Q: Is CDFW doing anything to improve genetic diversity of planted steelhead?
A: Yes. CDFW follows recommendations from the Hatchery Science Review Group, requirements in Biological Opinions, and works with partner fisheries management agencies to develop Hatchery Genetic Management Plans (HGMPs). HGMPs, which are specific to each hatchery program, prioritize hatchery practices that ensure genetic diversity of the steelhead run is maintained or improved when possible. Under the HGMPs, CDFW has a target number of natural origin steelhead that are incorporated into the hatchery broodstock which ensures there is no genetic drift between hatchery and natural origin fish. These efforts coincide with assessing the run of steelhead to predict peak run timing. CDFW is making every effort to maintain genetic diversity and to keep the steelhead run sustainable for generations to come.
Hatcheries are constantly evaluating their practices and adopting the best scientific methods to maintain genetic diversity. Steelhead are produced to mitigate for construction of dams that blocked off historic spawning habitat and in order to sustain a healthy population in rivers such as the Russian, Feather and Mokelumne, to name a few, and to provide maximum angler opportunity while adhering to best hatchery management practices.

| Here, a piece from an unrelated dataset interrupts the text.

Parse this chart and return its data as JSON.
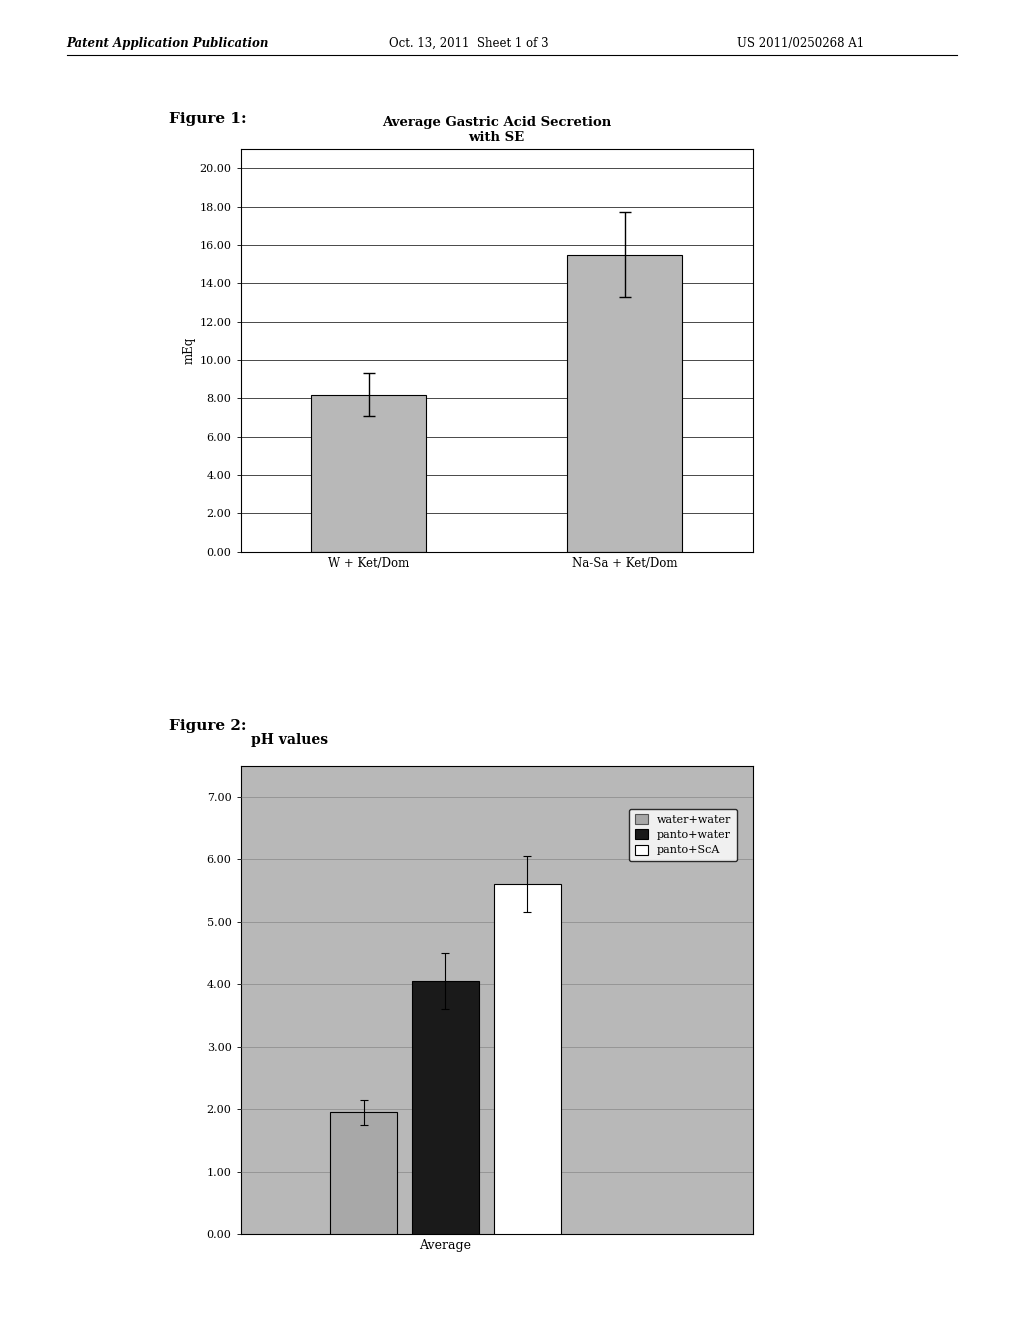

CDFW raises steelhead at several of its hatcheries including Warm Springs Fish Hatchery in Sonoma County, Nimbus Fish Hatchery in Sacramento County, and Mad River Fish Hatchery in Humboldt County.
Q: How can beavers help tamp down wildfire risk?
A: Beavers are incredibly good at engineering dams that slow water down and spread it out. The process can help wet larger areas of land inducive to vegetation growth which are much greener and lusher than typical side channel growth in water restricted areas. In turn, this can act as a buffer to wildfires potentially moving through the area by either stopping the spread or slowing it down.
Funding for CDFW’s new beaver restoration program was identified and approved in June as part of the FY 22-23 Budget Act. The program funds dedicated scientists who, once hired by CDFW, will begin working on projects that help the environment by bringing beavers back to California rivers where they once thrived. This is new funding and a new program for CDFW. However, CDFW has been, and still is, involved in beaver restoration activities through some of its fisheries and restoration grant programs.
Q: There are some problem bears in our small community of cabins and vacation homes in the Mammoth Lakes area. Specifically, we have a mother bear with two cubs routinely breaking into properties looking for food and making a mess. The property damage is extensive. Does CDFW relocate problem bears?
A: We’re very sorry to hear about these unwanted human-bear encounters. The root cause of most human-bear conflicts throughout California is black bears gaining access to food attractants such as human or pet food and garbage. This is often due to unintentional or intentional feeding, both of which are illegal in addition to being unhealthy and harmful for the bear. This leads to predictably bold and destructive bear behavior. Human-food conditioned bears lose their natural and healthy fear of people, and then they can become increasingly brazen in their attempts to gain access to human food and trash. In your case, sadly, it appears we have a sow – mother bear – teaching these destructive behaviors to her cubs.
We always recommend that you report bear issues to CDFW when they first occur and before they escalate. One of the easiest and most effective ways to report bear and other wildlife conflicts to CDFW is through our statewide online Wildlife Incident Reporting (WIR) system. These reports are closely monitored and directed to the appropriate wildlife biologists and human-wildlife conflict specialists in your area who can assist.
Given the severity of your situation, CDFW is still able to help and would be happy to meet with you and your neighbors to discuss best practices for securing food and garbage that likely are luring the bears to your community. It will take a community-wide effort to solve the problems you are now facing. CDFW staff can also suggest other non-lethal deterrents that have proven safe and effective in resolving bear conflicts such as electric fencing or electrified door mats.
Relocation is never an ideal option, as it often simply moves the problem bear to another community to deal with. Bears can be territorial, so relocating a problem bear can also set it up for a life-and-death conflict with other bears already in the area. Relocated bears can and do travel hundreds of miles to return to their home areas. CDFW’s Black Bear Policy in California, which was updated earlier this year, explains the various options for dealing with conflict bears in California. Thanks for reaching out. We look forward to working with you and your neighbors to assist in safely coexisting with your black bear neighbors.